Voters also elected Thomas Gruber to an at-large Town Council seat. He received 594 votes, defeating Michael Edes with 450 and Sally Leavitt with 313. Gruber will replace Jeff Porter, who chose not to run again after 12 years on the council.

“I’m very excited about getting the opportunity to represent our town at a different level,” said Gruber, who will step down from the Planning Board to serve on the council. “… I just feel honored.”

Retired from the U.S. Army and the health-care field, Gruber also sits on Cumberland’s Lands and Conservation, Shellfish and Coastal Waters commissions.

Councilor William Stiles ran uncontested for re-election to his Cumberland Center seat and received 1,151 votes.

Robert Vail and William Richards were also uncontested for their seats on the School Administrative District 51 Board of Directors and received 1,047 and 903 votes, respectively.

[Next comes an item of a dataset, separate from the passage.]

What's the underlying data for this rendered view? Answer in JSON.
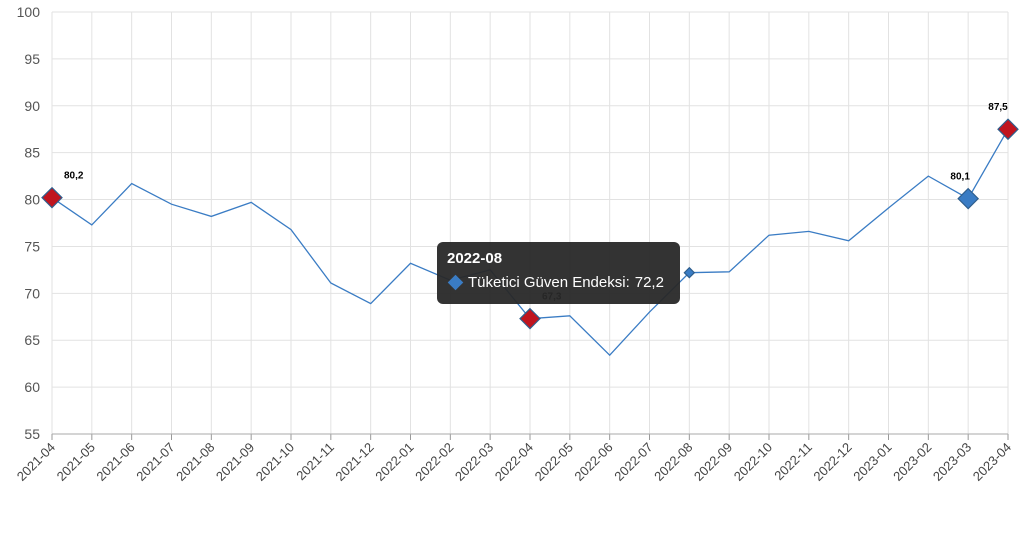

William Lunt III of Falmouth, incumbent for the Portland Water District Board of Trustees, ran uncontested and received 1,148 votes.

The gravel extraction referendum was triggered by a petition drive by a citizens group, the Cumberland Environmental Action Network.

West Cumberland resident Teri Maloney-Kelly, the founder of the network, said Tuesday night that “we’re really thankful that the citizens got out to vote, and it really was truly about commercial land extraction, and everybody else’s property rights are still in place. … I think this really secures the future of the residential neighborhoods in Cumberland.”

Town Manager Bill Shane said Tuesday that the ban would go into effect immediately.

The Town Council enacted a 180-day moratorium on new applications for gravel pits and water extraction sites last November. In March it extended that moratorium to June 28.

The Planning Board had in part reviewed a Town Council ordinance subcommittee proposal that the town continue to permit gravel extraction, but only through contract zoning. But the ban takes precedence.

The moratorium was enacted after Elvin Copp and his son, Randy Copp, expressed interest in a gravel pit and water extraction site on land Elvin owns off Upper Methodist Road, which borders the Maine Turnpike and the Falmouth town line.

They later decided not to apply for a permit until after a town review, but not before clear-cutting and earth removal occurred on the site without town permits, according to Shane.

A stop work order was issued last fall after allegations were made concerning the activities, and Cumberland notified DEP of the matter. Shane said in February that the Copps are working with DEP on a mitigation plan.